Translated by Lydia Davis
New Directions ($19.95)
by David Wiley
Marcel Proust, author of the world’s longest and perhaps greatest novel, In Search of Lost Time, was a near-invalid who sequestered himself during most of his masterwork’s composition inside a cork-lined, shuttered bedroom, banishing pollen, noise, sunlight, people, and everything else in the world other than his own voluminous memories. Stories of his reclusiveness have become so legendary and proverbial that inside views of his life—such as his housekeeper Céleste Albaret’s profoundly illuminating memoir, Monsieur Proust—read like gospel to pilgrims in search of more shards of the true Proust. He didn’t write any memoirs himself, unless you count his roman à clef as a memoir, but his epic correspondence forms a kind of double mirror to his endlessly refracting novel. Thus, when any new artifacts documenting this monster of neurotic hermeticism come to light, it’s like the discovery of the Dead Sea Scrolls in the caves of Qumran. The latest discovery of twenty-six of his letters to his upstairs neighbor, written over a decade during the composition of In Search of Lost Time, will delight any Proustian and will tide the faithful over until new relics come to light.
An American dentist named Charles Williams lived and worked in the flat just above Proust’s—a nightmare for any sensitive person, let alone one who only slept during the day—and nearly all of the letters in this volume are hilariously labyrinthine requests for quiet. Three are addressed to Dr. Williams himself, while the twenty-three others are addressed to his wife, Marie, who like Proust also had ongoing health problems and whose sensitivity and intelligence very slowly made their mark on her complaining neighbor’s empathy. Some of these letters are simply ingenious in how they wend their way toward their true purpose—quiet, please!—but Proust couldn’t help becoming connected to his fellow sufferer upstairs. Although he almost never actually came into contact with her, he nonetheless gave much of himself to her, and he received perhaps just as much in return. Responding to a letter she wrote to him while she was on vacation, he revels in her perceptive descriptions and reflects his own crepuscular experience right back at her:
You, with your pictorial and sunlit words, have brought color and light into my closed room. Your health has improved you tell me, and your life become more beautiful. I feel great joy over this. I cannot say the same for myself. My solitude has become even more profound, and I know nothing of the sun but what your letter tells me.

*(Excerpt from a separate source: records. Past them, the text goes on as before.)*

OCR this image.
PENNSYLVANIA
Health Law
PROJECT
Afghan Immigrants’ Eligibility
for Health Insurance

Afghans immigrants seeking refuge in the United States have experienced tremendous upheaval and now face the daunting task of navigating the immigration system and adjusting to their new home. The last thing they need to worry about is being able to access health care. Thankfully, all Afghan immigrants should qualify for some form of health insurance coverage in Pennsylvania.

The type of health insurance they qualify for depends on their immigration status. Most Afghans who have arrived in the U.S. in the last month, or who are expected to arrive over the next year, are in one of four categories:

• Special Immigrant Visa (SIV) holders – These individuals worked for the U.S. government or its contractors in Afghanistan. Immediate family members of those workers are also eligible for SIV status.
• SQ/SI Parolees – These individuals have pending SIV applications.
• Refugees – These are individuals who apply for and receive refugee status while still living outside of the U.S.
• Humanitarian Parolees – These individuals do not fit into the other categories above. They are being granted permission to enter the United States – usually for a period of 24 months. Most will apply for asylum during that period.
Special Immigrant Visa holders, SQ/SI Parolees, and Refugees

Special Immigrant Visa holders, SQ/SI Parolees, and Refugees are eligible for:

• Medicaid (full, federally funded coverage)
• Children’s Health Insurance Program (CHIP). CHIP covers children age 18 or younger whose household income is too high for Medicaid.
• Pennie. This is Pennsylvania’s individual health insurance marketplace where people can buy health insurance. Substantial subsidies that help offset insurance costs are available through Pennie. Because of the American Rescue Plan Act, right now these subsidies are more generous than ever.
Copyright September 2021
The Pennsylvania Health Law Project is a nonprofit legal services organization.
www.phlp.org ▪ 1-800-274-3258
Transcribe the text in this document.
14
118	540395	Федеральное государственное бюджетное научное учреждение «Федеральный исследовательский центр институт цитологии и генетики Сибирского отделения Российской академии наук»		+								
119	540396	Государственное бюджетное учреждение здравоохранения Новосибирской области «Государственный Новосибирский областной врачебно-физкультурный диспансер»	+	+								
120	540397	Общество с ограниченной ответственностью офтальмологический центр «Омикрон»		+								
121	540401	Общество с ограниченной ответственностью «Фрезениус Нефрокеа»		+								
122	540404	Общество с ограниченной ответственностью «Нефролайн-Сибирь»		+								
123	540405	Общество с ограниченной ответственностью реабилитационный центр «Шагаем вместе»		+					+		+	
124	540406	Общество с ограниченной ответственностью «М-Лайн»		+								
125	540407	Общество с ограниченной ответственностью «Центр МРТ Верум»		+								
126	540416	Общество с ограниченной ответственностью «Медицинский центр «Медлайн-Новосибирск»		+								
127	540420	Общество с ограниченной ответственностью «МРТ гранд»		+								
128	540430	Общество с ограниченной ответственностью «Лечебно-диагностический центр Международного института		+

Gradually recognizing each other’s finely attuned minds, the two eventually began exchanging books—always through intermediaries, despite being a floor apart; in fact, he even sent some of his letters to her via the mail—and early on he began offering her published samples of his ongoing novel, despite his qualms about their level of polish and completion. Sending her magazine excerpts of what eventually became the work’s second and third volumes, he illuminates his expansive method as he subtly impresses her with why she and her husband need to give him the quiet that his labors require:
But will these detached pages give you an idea of the 2nd volume? And the 2nd volume itself doesn’t mean much; it’s the 3rd that casts the light and illuminates the plans of the rest. But when one writes a work in 3 volumes in an age when publishers want only to publish one at a time, one must resign oneself to not being understood, since the ring of keys is not in the same part of the building as the locked doors.
Those Daedalian keys eventually took seven volumes to become almost integrated into the novel’s full ground plan. Proust’s fully articulated vision halted just short of completion when he died eight years later, his revisions and expansions having ballooned the three volumes that he mentions in this 1914 letter into seven nearly perfect halls of mirrors.
Renowned Proust translator Lydia Davis reproduces the author’s idiosyncratic usage and orthography faithfully, mimicking the improvised quality of these dashed-off letters with a slashing verve (this volume’s reproductions of many of the letters attesting to their slapdash nature). The original French editors Estelle Gaudry and Jean-Yves Tadié contribute helpful endnotes, which Davis translates, expands, and emends to great effect, although Davis unfortunately has her hands tied with Proust-biographer Tadié’s labored foreword. Davis’s afterword also indulges in a few too many of her own peccadillos, such as way too much information about what the bank that occupies Proust’s former apartment looks like now. The real magic of her afterword comes in its coda, which tells the story of the grandson of a Norman florist reading extracts from these letters online and subsequently disclosing Proust’s flower-buying habits and etiquette with the Williamses and others, noting the thirty-two times that he visited the shop between 1908 and 1912. Unearthing these intricately revealing records is the true Proustian pursuit, redeeming Davis’s mini-gospel of its few apocryphal lapses and elevating this volume’s host of testamentary material to nearly the level of the letters themselves. A tiny reliquary, this book’s illuminated codex now serves as a minor pilgrimage for all true Proustian communicants.